The gap between the regular- and postseason Kershaws – even when the latter is based primarily on about a quarter of his 21 October starts – remains a storyline because of Kershaw’s standing otherwise. The subject of his high-economy, low-strikeout division series start gave rise to the question of whether Kershaw had shifted his approach, if the Braves were hyper-aggressive, or both. Against Kershaw and other elite starters, there often is a counter-attack debate – seek early fastballs and risk soft contact and quick innings or stress patience and push the pitch count. Sometimes one works. Other times, neither. And if the Braves were adamant about swinging early and keeping Kershaw away from his finishing breaking balls, then Kershaw was happy for the outcome.

“That’s going to be kind of feast or famine essentially,” Brewers manager Craig Counsell said in the hours before Game 1, adding later, “And so in that game he was never really under pressure.”

Los Angeles Dodgers starting pitcher Clayton Kershaw (22) yells as he walks off after the third inning of Game 1 of the National League Championship Series baseball game against the Milwaukee Brewers Friday, Oct. 12, 2018, in Milwaukee. (AP)
Los Angeles Dodgers starting pitcher Clayton Kershaw (22) yells as he walks off after the third inning of Game 1 of the National League Championship Series baseball game against the Milwaukee Brewers Friday, Oct. 12, 2018, in Milwaukee. (AP)

The Brewers drew 537 walks in the regular season, precisely on the National League average. Then they forced 23 pitches from Kershaw in the first inning Friday, 10 of them by Christian Yelich, who on the 10th struck out on a curveball. By the 23rd, Kershaw had pitched around a leadoff single by Lorenzo Cain, who advanced to second base on a passed ball. Yelich, the left-handed hitting NL MVP candidate, had been nine for 17 (.529) against Kershaw in his career.

Gio Gonzalez, the erstwhile Washington National, started for the Brewers, leaned hard on his changeup, and in the second inning allowed a home run to Manny Machado on a two-ball changeup. Of Machado’s four postseason hits for the Dodgers (in his first 18 at-bats), three were home runs. The Dodgers led, 1-0.

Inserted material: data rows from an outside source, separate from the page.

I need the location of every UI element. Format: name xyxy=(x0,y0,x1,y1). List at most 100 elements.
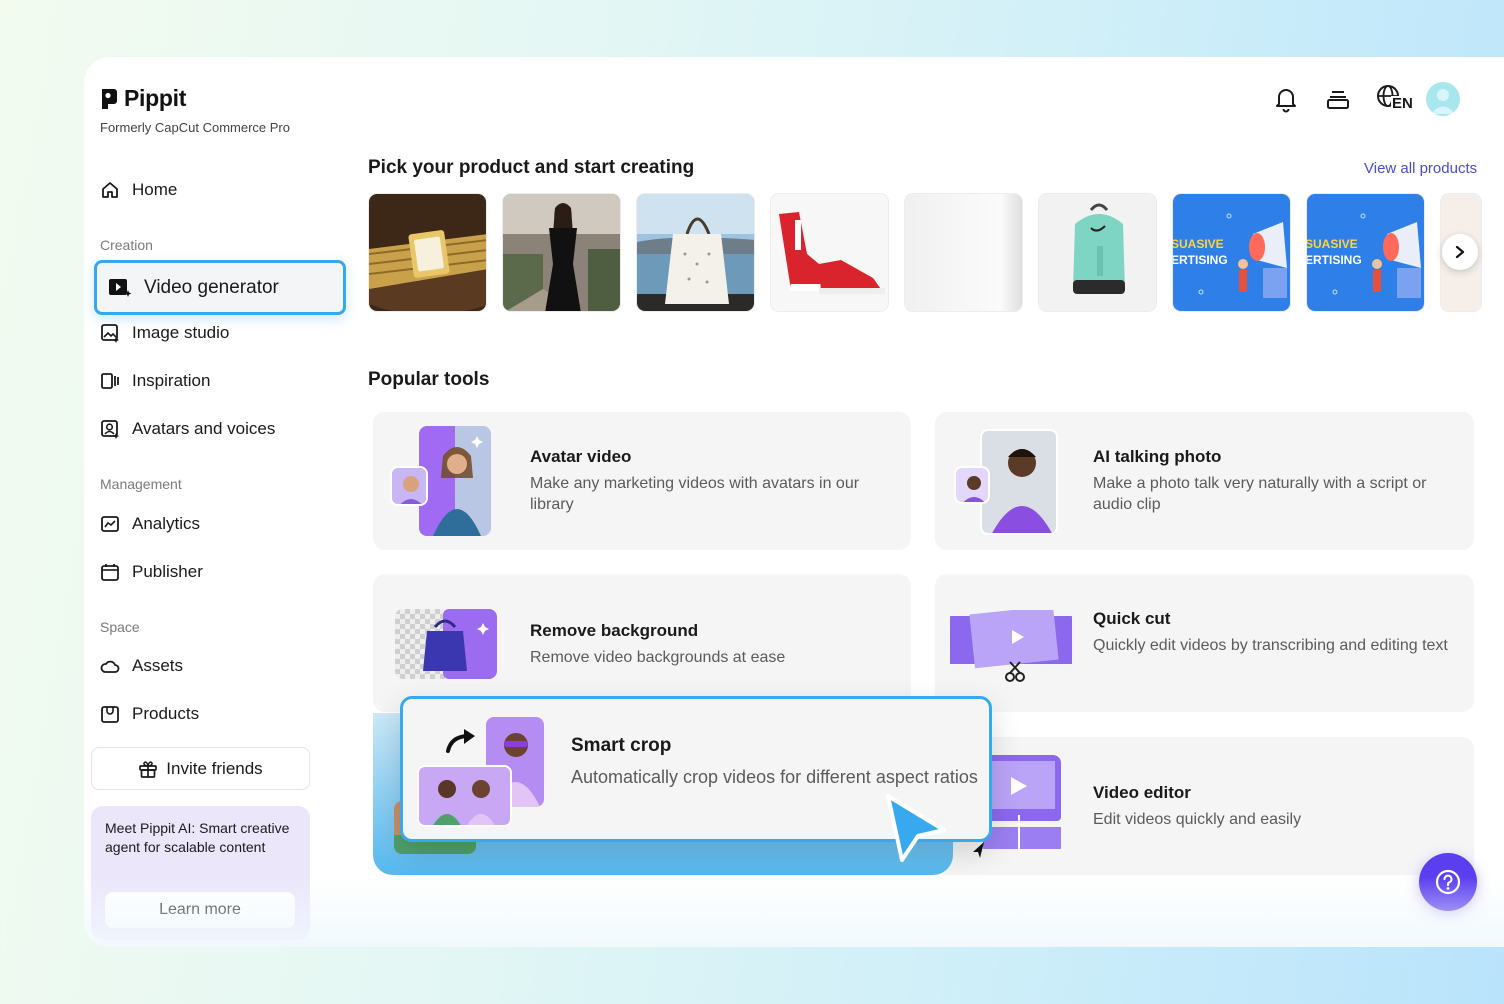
dress-image xyxy=(503,194,620,311)
view-all-products-link[interactable]: View all products xyxy=(1364,160,1477,177)
smart-crop-landscape-thumb xyxy=(417,765,512,827)
sidebar-item-avatars-voices[interactable]: Avatars and voices xyxy=(100,414,275,444)
product-thumb-dress[interactable] xyxy=(502,193,621,312)
tool-card-remove-background[interactable]: Remove background Remove video backgroun… xyxy=(373,574,911,712)
calendar-icon xyxy=(101,564,119,581)
sidebar-item-label: Assets xyxy=(132,656,184,675)
bell-icon[interactable] xyxy=(1272,85,1300,113)
section-label-management: Management xyxy=(100,476,182,492)
tool-card-video-editor[interactable]: Video editor Edit videos quickly and eas… xyxy=(935,737,1474,875)
user-avatar-icon xyxy=(1431,89,1455,114)
tool-desc: Remove video backgrounds at ease xyxy=(530,649,786,666)
tote-bag-image xyxy=(637,194,754,311)
sidebar-item-inspiration[interactable]: Inspiration xyxy=(100,366,210,396)
avatar[interactable] xyxy=(1426,82,1460,116)
avatar-video-thumb xyxy=(419,426,491,536)
product-thumb-poster-1[interactable]: SUASIVE ERTISING xyxy=(1172,193,1291,312)
home-icon xyxy=(102,182,118,198)
blank-product-image xyxy=(905,194,1022,311)
promo-card: Meet Pippit AI: Smart creative agent for… xyxy=(91,806,310,940)
sidebar-item-label: Inspiration xyxy=(132,371,211,390)
sidebar-item-label: Home xyxy=(132,180,178,199)
product-thumb-backpack[interactable] xyxy=(1038,193,1157,312)
tool-desc: Make any marketing videos with avatars i… xyxy=(530,475,860,513)
video-editor-thumb xyxy=(983,755,1061,855)
sidebar-item-video-generator[interactable]: Video generator xyxy=(94,260,346,315)
tool-title: AI talking photo xyxy=(1093,447,1222,466)
help-button[interactable] xyxy=(1419,853,1477,911)
tool-title: Quick cut xyxy=(1093,609,1171,628)
product-thumb-watch[interactable] xyxy=(368,193,487,312)
backpack-image xyxy=(1039,194,1156,311)
tool-desc: Quickly edit videos by transcribing and … xyxy=(1093,637,1448,654)
brand-name: Pippit xyxy=(124,85,187,111)
learn-more-button[interactable]: Learn more xyxy=(105,892,295,928)
brand-subtitle: Formerly CapCut Commerce Pro xyxy=(100,120,290,135)
sneakers-image xyxy=(771,194,888,311)
cloud-icon xyxy=(100,660,120,673)
remove-bg-thumb xyxy=(395,609,497,679)
tool-title: Avatar video xyxy=(530,447,632,466)
tool-title: Smart crop xyxy=(571,735,672,756)
poster-text: ERTISING xyxy=(1307,253,1362,267)
product-thumb-poster-2[interactable]: SUASIVE ERTISING xyxy=(1306,193,1425,312)
sidebar-item-label: Products xyxy=(132,704,200,723)
pippit-logo-icon xyxy=(102,88,117,109)
carousel-next-button[interactable] xyxy=(1442,234,1478,270)
avatar-small-thumb xyxy=(390,466,428,506)
sidebar-item-assets[interactable]: Assets xyxy=(100,651,183,681)
image-sparkle-icon xyxy=(101,324,119,343)
sidebar-item-products[interactable]: Products xyxy=(100,699,199,729)
product-carousel: SUASIVE ERTISING SUASIVE ERTISING xyxy=(368,193,1482,312)
app-window: Pippit Formerly CapCut Commerce Pro Home… xyxy=(84,57,1504,947)
tool-card-avatar-video[interactable]: Avatar video Make any marketing videos w… xyxy=(373,412,911,550)
gift-icon xyxy=(139,760,158,778)
watch-image xyxy=(369,194,486,311)
tool-desc: Edit videos quickly and easily xyxy=(1093,811,1302,828)
logo[interactable]: Pippit xyxy=(100,85,186,112)
sidebar-item-publisher[interactable]: Publisher xyxy=(100,557,203,587)
poster-text: SUASIVE xyxy=(1173,237,1224,251)
sidebar-item-label: Publisher xyxy=(132,562,203,581)
section-label-space: Space xyxy=(100,619,140,635)
sidebar-item-label: Image studio xyxy=(132,323,230,342)
avatar-frame-icon xyxy=(101,420,119,439)
product-thumb-tote-bag[interactable] xyxy=(636,193,755,312)
sidebar-item-analytics[interactable]: Analytics xyxy=(100,509,200,539)
advertising-poster-image: SUASIVE ERTISING xyxy=(1307,194,1424,311)
tool-card-ai-talking-photo[interactable]: AI talking photo Make a photo talk very … xyxy=(935,412,1474,550)
tool-desc: Automatically crop videos for different … xyxy=(571,767,978,787)
curved-arrow-icon xyxy=(446,729,475,753)
sidebar-item-home[interactable]: Home xyxy=(100,175,177,205)
sidebar-item-label: Analytics xyxy=(132,514,201,533)
tool-title: Video editor xyxy=(1093,783,1191,802)
tools-heading: Popular tools xyxy=(368,369,490,390)
talking-photo-small-thumb xyxy=(954,466,990,504)
tool-card-quick-cut[interactable]: Quick cut Quickly edit videos by transcr… xyxy=(935,574,1474,712)
poster-text: ERTISING xyxy=(1173,253,1228,267)
cursor-pointer-icon xyxy=(886,794,946,862)
chevron-right-icon xyxy=(1455,245,1465,259)
analytics-icon xyxy=(101,516,119,532)
language-selector[interactable]: EN xyxy=(1376,84,1414,114)
stack-icon[interactable] xyxy=(1324,85,1352,113)
product-thumb-blank[interactable] xyxy=(904,193,1023,312)
promo-text: Meet Pippit AI: Smart creative agent for… xyxy=(105,820,290,855)
tool-title: Remove background xyxy=(530,621,699,640)
tool-desc: Make a photo talk very naturally with a … xyxy=(1093,475,1427,513)
quick-cut-thumb xyxy=(950,610,1072,684)
advertising-poster-image: SUASIVE ERTISING xyxy=(1173,194,1290,311)
invite-label: Invite friends xyxy=(166,758,263,778)
talking-photo-thumb xyxy=(980,429,1058,535)
product-thumb-sneakers[interactable] xyxy=(770,193,889,312)
product-box-icon xyxy=(101,706,119,723)
poster-text: SUASIVE xyxy=(1307,237,1358,251)
small-cursor-icon xyxy=(973,842,984,858)
invite-friends-button[interactable]: Invite friends xyxy=(91,747,310,790)
section-label-creation: Creation xyxy=(100,237,153,253)
language-code: EN xyxy=(1391,95,1414,112)
video-sparkle-icon xyxy=(109,278,132,297)
help-icon xyxy=(1435,869,1461,895)
sidebar-item-image-studio[interactable]: Image studio xyxy=(100,318,229,348)
sidebar-item-label: Avatars and voices xyxy=(132,419,276,438)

And then, well, a funny thing happened on the way to Kershaw protecting that 1-0 lead for a while.

Gonzalez pitched only the first two innings. Woodruff, a reliever by trade who started Game 1 of the Division Series, pitched the third inning. The pitcher’s spot led off the bottom of the third. Rather than hit for Woodruff, Counsell had Woodruff take the at-bat, his 19th as a big leaguer. It appeared a surrender of an at-bat for the Brewers, but sometimes this is how the game falls.

Then Woodruff, who bats left, hit a two-and-two fastball over the fence in right-center field.

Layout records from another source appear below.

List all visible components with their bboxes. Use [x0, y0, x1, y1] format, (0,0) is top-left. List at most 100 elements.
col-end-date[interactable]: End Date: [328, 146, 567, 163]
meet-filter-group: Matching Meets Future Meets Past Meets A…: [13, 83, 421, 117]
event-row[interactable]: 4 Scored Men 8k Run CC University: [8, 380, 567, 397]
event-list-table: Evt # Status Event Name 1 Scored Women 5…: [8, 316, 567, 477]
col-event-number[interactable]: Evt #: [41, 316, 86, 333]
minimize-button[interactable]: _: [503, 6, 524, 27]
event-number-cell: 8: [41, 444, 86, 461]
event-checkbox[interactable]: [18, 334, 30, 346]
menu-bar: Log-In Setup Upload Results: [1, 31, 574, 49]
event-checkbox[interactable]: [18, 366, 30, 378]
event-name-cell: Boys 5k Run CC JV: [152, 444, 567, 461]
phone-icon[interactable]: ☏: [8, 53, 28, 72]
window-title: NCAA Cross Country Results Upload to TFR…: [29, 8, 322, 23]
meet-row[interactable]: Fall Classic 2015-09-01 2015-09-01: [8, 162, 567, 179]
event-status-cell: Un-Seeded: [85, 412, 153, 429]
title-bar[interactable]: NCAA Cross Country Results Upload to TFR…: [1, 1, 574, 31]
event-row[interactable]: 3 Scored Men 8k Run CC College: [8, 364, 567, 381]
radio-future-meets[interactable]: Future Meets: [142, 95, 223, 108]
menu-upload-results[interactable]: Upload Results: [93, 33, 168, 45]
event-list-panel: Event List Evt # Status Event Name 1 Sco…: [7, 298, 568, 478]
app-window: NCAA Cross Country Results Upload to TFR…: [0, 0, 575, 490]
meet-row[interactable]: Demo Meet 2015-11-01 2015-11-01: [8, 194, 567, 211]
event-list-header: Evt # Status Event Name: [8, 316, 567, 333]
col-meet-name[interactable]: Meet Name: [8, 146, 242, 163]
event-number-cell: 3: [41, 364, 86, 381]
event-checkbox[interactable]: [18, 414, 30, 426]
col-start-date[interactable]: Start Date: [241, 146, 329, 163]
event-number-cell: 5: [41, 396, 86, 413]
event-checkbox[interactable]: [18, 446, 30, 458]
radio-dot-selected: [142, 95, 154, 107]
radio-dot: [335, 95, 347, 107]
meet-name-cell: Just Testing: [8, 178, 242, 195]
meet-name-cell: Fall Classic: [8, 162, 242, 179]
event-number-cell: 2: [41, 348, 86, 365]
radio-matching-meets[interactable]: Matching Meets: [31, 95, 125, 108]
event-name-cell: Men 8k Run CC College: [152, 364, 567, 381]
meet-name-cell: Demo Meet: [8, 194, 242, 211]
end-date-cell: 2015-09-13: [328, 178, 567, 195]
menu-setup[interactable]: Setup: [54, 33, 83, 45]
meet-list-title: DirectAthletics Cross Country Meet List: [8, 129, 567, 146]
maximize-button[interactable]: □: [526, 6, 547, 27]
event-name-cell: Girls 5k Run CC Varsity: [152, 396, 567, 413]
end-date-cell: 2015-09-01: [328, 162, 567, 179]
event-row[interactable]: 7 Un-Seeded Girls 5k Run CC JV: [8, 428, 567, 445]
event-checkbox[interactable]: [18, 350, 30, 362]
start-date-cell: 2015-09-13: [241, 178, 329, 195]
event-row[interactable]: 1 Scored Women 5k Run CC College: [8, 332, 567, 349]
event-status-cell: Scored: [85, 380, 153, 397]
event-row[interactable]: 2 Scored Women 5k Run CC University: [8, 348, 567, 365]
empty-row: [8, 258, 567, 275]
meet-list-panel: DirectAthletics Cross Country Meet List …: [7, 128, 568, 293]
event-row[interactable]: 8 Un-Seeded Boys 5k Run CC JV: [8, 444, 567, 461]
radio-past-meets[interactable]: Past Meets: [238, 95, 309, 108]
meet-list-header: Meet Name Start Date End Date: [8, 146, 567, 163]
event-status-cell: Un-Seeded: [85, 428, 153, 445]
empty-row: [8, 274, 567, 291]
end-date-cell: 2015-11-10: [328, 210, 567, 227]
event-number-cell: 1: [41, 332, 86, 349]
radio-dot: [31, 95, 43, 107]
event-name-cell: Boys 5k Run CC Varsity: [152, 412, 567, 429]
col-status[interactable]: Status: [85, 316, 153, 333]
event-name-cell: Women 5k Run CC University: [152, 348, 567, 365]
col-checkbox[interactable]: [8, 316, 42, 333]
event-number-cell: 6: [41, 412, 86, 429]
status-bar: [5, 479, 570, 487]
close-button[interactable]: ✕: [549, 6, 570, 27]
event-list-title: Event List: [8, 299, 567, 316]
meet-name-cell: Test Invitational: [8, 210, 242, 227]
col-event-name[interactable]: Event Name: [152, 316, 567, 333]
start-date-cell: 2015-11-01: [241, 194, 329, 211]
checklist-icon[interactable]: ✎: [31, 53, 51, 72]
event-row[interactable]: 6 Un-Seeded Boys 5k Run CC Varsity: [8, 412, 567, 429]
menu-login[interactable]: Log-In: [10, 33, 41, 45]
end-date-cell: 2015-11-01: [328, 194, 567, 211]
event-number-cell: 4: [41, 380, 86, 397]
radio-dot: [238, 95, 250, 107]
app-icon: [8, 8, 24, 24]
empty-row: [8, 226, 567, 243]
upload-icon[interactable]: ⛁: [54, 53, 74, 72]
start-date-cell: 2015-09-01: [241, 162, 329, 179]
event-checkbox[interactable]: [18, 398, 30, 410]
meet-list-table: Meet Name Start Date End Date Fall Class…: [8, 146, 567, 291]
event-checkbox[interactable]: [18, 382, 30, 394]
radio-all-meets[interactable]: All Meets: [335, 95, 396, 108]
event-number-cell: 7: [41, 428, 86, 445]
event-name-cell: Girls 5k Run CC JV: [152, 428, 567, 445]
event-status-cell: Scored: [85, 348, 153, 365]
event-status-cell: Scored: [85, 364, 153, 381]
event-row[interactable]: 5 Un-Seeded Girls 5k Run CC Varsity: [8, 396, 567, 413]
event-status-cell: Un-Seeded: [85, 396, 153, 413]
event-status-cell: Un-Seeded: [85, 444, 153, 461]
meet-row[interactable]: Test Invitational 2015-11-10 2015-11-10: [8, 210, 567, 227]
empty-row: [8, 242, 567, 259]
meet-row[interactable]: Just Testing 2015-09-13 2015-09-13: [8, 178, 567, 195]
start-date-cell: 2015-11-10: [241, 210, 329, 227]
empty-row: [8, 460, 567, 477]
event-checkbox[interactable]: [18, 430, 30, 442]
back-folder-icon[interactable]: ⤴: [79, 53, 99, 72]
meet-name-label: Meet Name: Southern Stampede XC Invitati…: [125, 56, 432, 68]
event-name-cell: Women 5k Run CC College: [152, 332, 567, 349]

Through three innings, Kershaw had thrown 62 pitches and trailed, 2-1. He’d last three more batters, none of whom he’d retire, and 12 more pitches, all in the fourth, and leave having thrown just those three innings, the shortest postseason start of his career.

Hardly any of the other Dodgers showed up either. By the fourth inning, they’d already committed three errors, two by catcher Yasmani Grandal (one of those on a catcher’s interference infraction), and allowed two passed balls (both by Grandal). By the sixth, against three Brewers pitchers, they had two hits and had struck out nine times.

The Dodgers scored three times in the eighth inning to draw within 6-4. Pinch-hitter Yasiel Puig struck out with the potential tying run at first base.